Lo cierto es que hay un impulso que sobrevive al fantasma del posmodernismo: el mundo todavía cree que la realidad es subjetiva. Y ante esta tiranía anti fenomenológica, donde lo evidente no tiene ningún peso, conviene echar clavos sobre el suelo y asirse a lo que uno cree tiene valor en el mundo. Esto es un regreso a Hegel. No creo que sea una propuesta total en la pluma del autor, pero debemos recordar que Pizzolatto echa mano de la filosofía de Schopenhauer y Cioran en la configuración del pesimista Rust Cohle. Roy, por su parte, supone una libertad hacia el objeto (la sexualidad posible con Rocky), esto nos recuerda que es un sujeto histórico, no aislado y eso lo hace ético. Las constantes remembranzas al pasado lo confirman, la manera en que piensa en su padre y su madre, la fisura en su familia. Además, él mismo comprende, a medio camino de la novela, la seducción que existe en la creación de comunidad: «Me he dado cuenta de que toda la gente débil comparte una obsesión básica: una fijación por la idea de la complacencia. Vayas a donde vayas, los hombres y las mujeres son como cuervos atraídos por objetos resplandecientes. Para algunos, los objetos resplandecientes codiciados son otras personas y antes que caer en esto más te valdría hacerte adicto a las drogas».

 

Eso, explica más adelante, es lo que pasó con Loraine y Carmen, sus ex amantes. Y ahora sucede con las dos chicas, Rocky y Tiffany.
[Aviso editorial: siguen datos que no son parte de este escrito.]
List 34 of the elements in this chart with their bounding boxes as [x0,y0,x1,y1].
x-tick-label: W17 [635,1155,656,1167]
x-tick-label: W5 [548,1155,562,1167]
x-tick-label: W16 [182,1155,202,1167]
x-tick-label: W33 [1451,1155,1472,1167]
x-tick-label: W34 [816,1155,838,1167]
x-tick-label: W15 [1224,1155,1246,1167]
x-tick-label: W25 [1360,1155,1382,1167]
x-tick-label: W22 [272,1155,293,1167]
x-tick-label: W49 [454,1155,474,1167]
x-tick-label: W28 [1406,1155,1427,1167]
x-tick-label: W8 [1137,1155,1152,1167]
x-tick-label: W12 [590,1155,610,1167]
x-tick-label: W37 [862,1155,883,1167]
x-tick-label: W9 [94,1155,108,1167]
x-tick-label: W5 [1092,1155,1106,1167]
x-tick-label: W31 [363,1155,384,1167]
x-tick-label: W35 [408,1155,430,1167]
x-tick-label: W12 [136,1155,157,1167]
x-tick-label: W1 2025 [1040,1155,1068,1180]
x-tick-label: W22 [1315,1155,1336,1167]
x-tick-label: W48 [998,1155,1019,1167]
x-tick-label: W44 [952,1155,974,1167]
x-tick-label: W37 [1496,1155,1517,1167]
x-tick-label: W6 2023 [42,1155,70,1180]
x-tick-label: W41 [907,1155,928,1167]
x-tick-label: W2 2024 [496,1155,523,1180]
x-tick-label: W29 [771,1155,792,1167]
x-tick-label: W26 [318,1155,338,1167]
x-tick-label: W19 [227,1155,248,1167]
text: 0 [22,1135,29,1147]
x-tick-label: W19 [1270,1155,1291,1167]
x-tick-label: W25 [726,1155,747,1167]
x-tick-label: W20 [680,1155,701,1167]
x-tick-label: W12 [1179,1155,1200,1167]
Roy es el cuervo atraído por el fulgor, el pesado interés moral de un viejo matón que puede sentir un deseo de complacencia y bienestar por el otro. Tampoco es que sea un filántropo, sino un sicario con episodios éticos en medio de una sociedad desencantada y sin escrúpulos. Los cuervos suelen ser vistos como aves de mal agüero, pero yo he visto, en Youtube, a uno de estos animales alimentar a un perro y a un gato con su propio pico.

 

Resulta bastante extraño que una sociedad acostumbrada a los vampiros enamorados, a los dramas medievales con dragones, a los triángulos amorosos en el apocalipsis zombi, a la antinatural sensibilidad de los superhéroes, etcétera, se sienta, repentina y drásticamente, realista frente a un matón con virtudes más o menos éticas. La narrativa de Pizzolatto, además de ser contundente, es profunda en su cuota filosófica.